Police officers from 37 forces in England and Wales have issued 1,084 fines for breaches of coronavirus regulations up until Thursday.
Despite some high-profile reports of people breaking the government's coronavirus lockdown restrictions in recent days, the vast majority of the population appears to have adhered to the rules this sunny Easter weekend to only go out for essential food and medicine and exercise.
Chairman of the National Police Chiefs' Council Martin Hewitt said there had been a "small minority of people" who have failed to follow the guidance brought in during the pandemic.

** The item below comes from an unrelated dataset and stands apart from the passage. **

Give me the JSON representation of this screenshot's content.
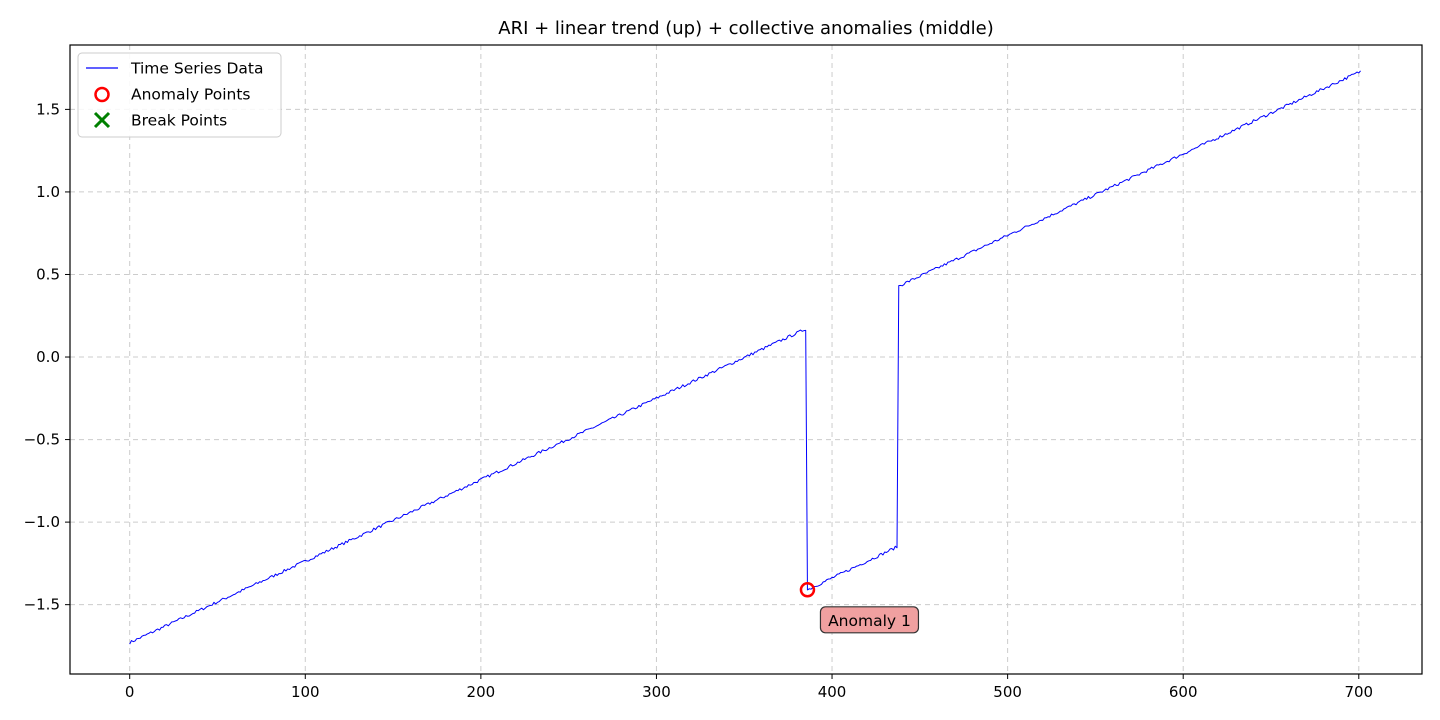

"Across all of those (37) forces, that is an average of less than 84 a day," he added.
"This shows that the overwhelming majority of people are abiding by the rules and are staying at home to protect the NHS and save lives.
"In those few cases where police forces have made mistakes with those new regulations, they have quickly sought to correct them and provide clarity."
He said police will publish enforcement data every fortnight during the crisis.
Northamptonshire Police Chief Constable Nick Adderley said on Thursday: "We've had examples of people sunbathing in the park, having barbecues in the park, we've had large gatherings of family members.
"To those people, I am saying 'your time is up'."
Mr Hewitt also said there has been a 21% drop in overall crime in the past four weeks compared to the same period last year.
He said officers were still working to tackle crime such as drug smuggling and fraud.
He added: "Initial figures from all forces show a 21% fall in overall crime.
"That drop, combined with the commitment of our over 200,000 officers and staff across the UK, the fantastic response from our volunteer special constables, means that we are in a strong position."
Mr Hewitt highlighted examples, such as seven people being arrested in London as part of an ongoing investigation into serious violent crime.
Some of those held were trying to flee the country, he added.
He echoed the home secretary's focus on domestic abuse, telling victims: "We will come when you call for help", and warning offenders not to see the lockdown as "a time when you can get away with this.
"We will still arrest, we will still bring into custody and we will still prosecute," he said.